Cinnamon French Toast Pita
Organic Whole Wheat Pita bread
1 organic, free-range egg
1/5 cup almond milk
1 teaspoon cinnamon
1/2 all spice
1/2 tablespoon coconut sugar
1/2 teaspoon garlic powder
pinch of unheated sea salt
coconut butter ( I like the brand Artisana)
1. Combine all ingredients in a bowl except for the coconut butter.
2. Beat until ingredients are mixed thoroughly.
3. Cut pita in half and soak both sides in the mixture (will get a little soggy).
4. Coat a frying pan with coconut butter (usually about 1-2 tbs).
5. Place pita in the pan and cook until it starts to get brown and a little crispy, flip.
6. Serve hot.
Now that we have the pita ready to go, let’s get the hummus fixed up so we have something to dip it in!
1 1/2 cups of dry garbanzo (chickpea) beans or 1 BPA-free can
1 can of pumpkin puree
2-3 lemons, juiced
1/3 cup Extra-Virgin Olive Oil
1/3 cup Raw Tahini
2 tbs roasted garlic, minced
1 tsp cinnnamon
1 tsp nutmeg
1 tsp all spice
1 tsp dry ginger
unheated sea salt and pepper to taste
1.Let garbanzo beans soak over night in a bowl. Drain in the morning.
2. Place garbanzo beans in a sauce pan, bring to boil with enough water to cover a couple inches.
3. Reduce heat and simmer garbanzo beans for about 1 hour or until beans are tender.
4. Once cool, put garbanzo beans and about ¼ cup of water into a food processor or high-speed blender like a Vitamix.

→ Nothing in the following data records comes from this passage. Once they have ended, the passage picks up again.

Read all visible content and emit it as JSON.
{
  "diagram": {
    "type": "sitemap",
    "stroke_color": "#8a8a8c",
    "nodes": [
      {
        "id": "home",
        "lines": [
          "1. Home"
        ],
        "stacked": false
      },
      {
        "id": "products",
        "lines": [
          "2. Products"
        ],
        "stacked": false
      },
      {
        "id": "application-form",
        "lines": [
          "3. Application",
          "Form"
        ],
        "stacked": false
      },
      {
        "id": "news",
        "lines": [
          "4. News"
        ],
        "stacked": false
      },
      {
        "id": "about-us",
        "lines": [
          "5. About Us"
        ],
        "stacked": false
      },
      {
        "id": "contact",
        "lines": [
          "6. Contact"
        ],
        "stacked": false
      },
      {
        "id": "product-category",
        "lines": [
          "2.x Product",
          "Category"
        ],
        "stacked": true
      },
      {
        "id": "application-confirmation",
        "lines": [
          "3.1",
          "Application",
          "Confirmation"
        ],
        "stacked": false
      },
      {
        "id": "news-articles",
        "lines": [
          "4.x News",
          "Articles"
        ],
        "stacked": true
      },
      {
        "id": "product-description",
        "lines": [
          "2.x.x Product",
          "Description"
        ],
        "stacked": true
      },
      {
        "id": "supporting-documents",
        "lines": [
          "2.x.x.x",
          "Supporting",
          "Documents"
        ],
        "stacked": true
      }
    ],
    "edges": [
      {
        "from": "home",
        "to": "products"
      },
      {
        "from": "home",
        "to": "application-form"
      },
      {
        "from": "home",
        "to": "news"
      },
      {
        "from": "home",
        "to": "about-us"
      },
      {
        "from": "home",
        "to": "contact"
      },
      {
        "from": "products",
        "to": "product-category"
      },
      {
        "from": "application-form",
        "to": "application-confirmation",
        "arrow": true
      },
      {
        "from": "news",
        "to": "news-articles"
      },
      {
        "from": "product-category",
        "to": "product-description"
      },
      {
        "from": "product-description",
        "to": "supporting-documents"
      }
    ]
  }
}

5. Or, If you are using canned garbanzo beans, add them plus their liquid into food processor or blender and puree until smooth.
6. Add the rest of the ingredients into the food processor or blender and mix until creamy.
7. Add salt and pepper to taste.
8. Serve with warm cinnamon french toast pita bread.